The Court reversed, holding that “the induced infringement claim brought in [the case on appeal] [wa]s not precluded by the direct infringement claim brought in [the earlier case] because the claims [we]re not based on the same transactional facts.” “Framed differently, the evidence that [Appellant] needs to support a claim for direct infringement by [Appellee] is different from the evidence required to sustain a claim of induced infringement by third parties.” The Court also “agree[d] with [Appellant] that it could not have asserted an inducement claim during [the earlier case],” partly because “[a]t the time of the [earlier] trial, [Appellee] had not yet commercially launched its GSS System.”

In addition, “the district court found that the ongoing royalty rate of [the earlier case] reached induced infringement by [Appellee],” which the Court also reversed.  The Court held that the district court “improperly broadened the scope of the [earlier] judgment to address induced infringement activity,” and that “the scope of [the] direct infringement allegations” in the earlier case could not “reasonably be expanded to cover actions of third-party licensees using GSS technology to make their own straws.”

4.  AXONICS, INC. v. MEDTRONIC, INC. [OPINION] (2022-1451, 2022-1452, 7/10/2023) (Lourie, Dyk, and Taranto)

Taranto, J. The Court vacated and remanded the PTAB’s IPR decisions that Appellant had failed to prove any of the challenged claims unpatentable. The PTAB found that Appellant had not “demonstrated” a motivation to combine the proposed prior art references because the challenged patents “address[ed] . . . sacral nerve stimulation,” while one of the prior art references “address[ed] . . . the trigeminal sensory root.” Thus, the PTAB found that there would have been no motivation to combine because the proposed combination “would not be feasible in the trigeminal nerve region.”

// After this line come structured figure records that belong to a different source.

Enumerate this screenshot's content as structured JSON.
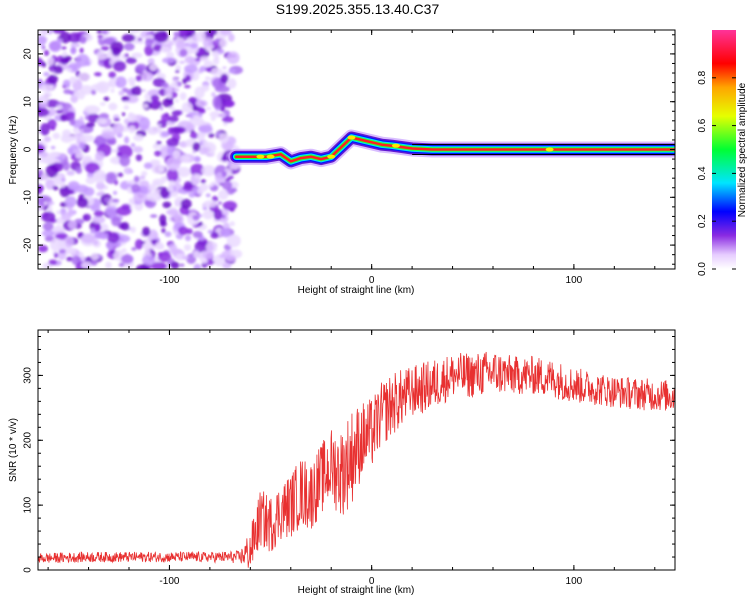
{
  "title": "S199.2025.355.13.40.C37",
  "colors": {
    "snr_line": "#e83030",
    "spectrum_line": "#e83030",
    "axis": "#000000"
  },
  "chart_data": [
    {
      "type": "heatmap",
      "name": "spectrogram",
      "xlabel": "Height of straight line (km)",
      "ylabel": "Frequency (Hz)",
      "xlim": [
        -165,
        150
      ],
      "ylim": [
        -25,
        25
      ],
      "x_ticks": [
        -100,
        0,
        100
      ],
      "x_tick_labels": [
        "-100",
        "0",
        "100"
      ],
      "y_ticks": [
        -20,
        -10,
        0,
        10,
        20
      ],
      "y_tick_labels": [
        "-20",
        "-10",
        "0",
        "10",
        "20"
      ],
      "noise_region_x": [
        -165,
        -67
      ],
      "signal_start_x": -67,
      "signal_trace": [
        {
          "x": -67,
          "y": -1.5
        },
        {
          "x": -60,
          "y": -1.5
        },
        {
          "x": -52,
          "y": -1.5
        },
        {
          "x": -45,
          "y": -1.0
        },
        {
          "x": -40,
          "y": -2.5
        },
        {
          "x": -35,
          "y": -1.8
        },
        {
          "x": -30,
          "y": -1.5
        },
        {
          "x": -25,
          "y": -2.0
        },
        {
          "x": -20,
          "y": -1.5
        },
        {
          "x": -15,
          "y": 0.5
        },
        {
          "x": -10,
          "y": 2.5
        },
        {
          "x": -5,
          "y": 2.0
        },
        {
          "x": 0,
          "y": 1.5
        },
        {
          "x": 5,
          "y": 1.0
        },
        {
          "x": 10,
          "y": 0.8
        },
        {
          "x": 15,
          "y": 0.5
        },
        {
          "x": 20,
          "y": 0.2
        },
        {
          "x": 30,
          "y": 0.0
        },
        {
          "x": 50,
          "y": 0.0
        },
        {
          "x": 80,
          "y": 0.0
        },
        {
          "x": 100,
          "y": 0.0
        },
        {
          "x": 120,
          "y": 0.0
        },
        {
          "x": 150,
          "y": 0.0
        }
      ],
      "colorbar": {
        "label": "Normalized spectral amplitude",
        "range": [
          0.0,
          1.0
        ],
        "ticks": [
          0.0,
          0.2,
          0.4,
          0.6,
          0.8
        ],
        "tick_labels": [
          "0.0",
          "0.2",
          "0.4",
          "0.6",
          "0.8"
        ]
      }
    },
    {
      "type": "line",
      "name": "snr",
      "xlabel": "Height of straight line (km)",
      "ylabel": "SNR (10 * v/v)",
      "xlim": [
        -165,
        150
      ],
      "ylim": [
        0,
        370
      ],
      "x_ticks": [
        -100,
        0,
        100
      ],
      "x_tick_labels": [
        "-100",
        "0",
        "100"
      ],
      "y_ticks": [
        0,
        100,
        200,
        300
      ],
      "y_tick_labels": [
        "0",
        "100",
        "200",
        "300"
      ],
      "series": [
        {
          "name": "SNR",
          "x": [
            -165,
            -140,
            -120,
            -100,
            -80,
            -65,
            -60,
            -55,
            -50,
            -45,
            -40,
            -35,
            -30,
            -25,
            -20,
            -15,
            -10,
            -5,
            0,
            5,
            10,
            15,
            20,
            30,
            40,
            50,
            60,
            70,
            80,
            90,
            100,
            110,
            120,
            130,
            140,
            150
          ],
          "values": [
            18,
            20,
            20,
            20,
            20,
            20,
            30,
            80,
            70,
            90,
            100,
            120,
            115,
            140,
            160,
            150,
            175,
            200,
            210,
            240,
            255,
            265,
            275,
            285,
            300,
            300,
            305,
            300,
            300,
            295,
            285,
            280,
            275,
            272,
            270,
            268
          ],
          "noise_amplitude": [
            8,
            8,
            8,
            8,
            8,
            10,
            35,
            45,
            45,
            45,
            50,
            55,
            55,
            55,
            60,
            70,
            75,
            60,
            55,
            50,
            50,
            45,
            40,
            40,
            35,
            35,
            35,
            30,
            30,
            30,
            28,
            26,
            25,
            25,
            25,
            25
          ]
        }
      ]
    }
  ]
}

The Court held that “[t]he Board thus improperly limited the [proposed prior art] combination analysis to what would work in the trigeminal-nerve area.” “The proper inquiry is whether the relevant artisan would be motivated to make the combination to arrive at the claims’ actual limitations, which are not limited to the trigeminal-nerve context.”

“Relatedly,” the Court “also conclude[d] that the Board erred in its definition of ‘the relevant art’ as limited to medical leads for sacral-nerve stimulation.” “The [challenged] patent claims make no reference to sacral anatomy or sacral neuromodulation, and they [could] not be properly construed as so limited.”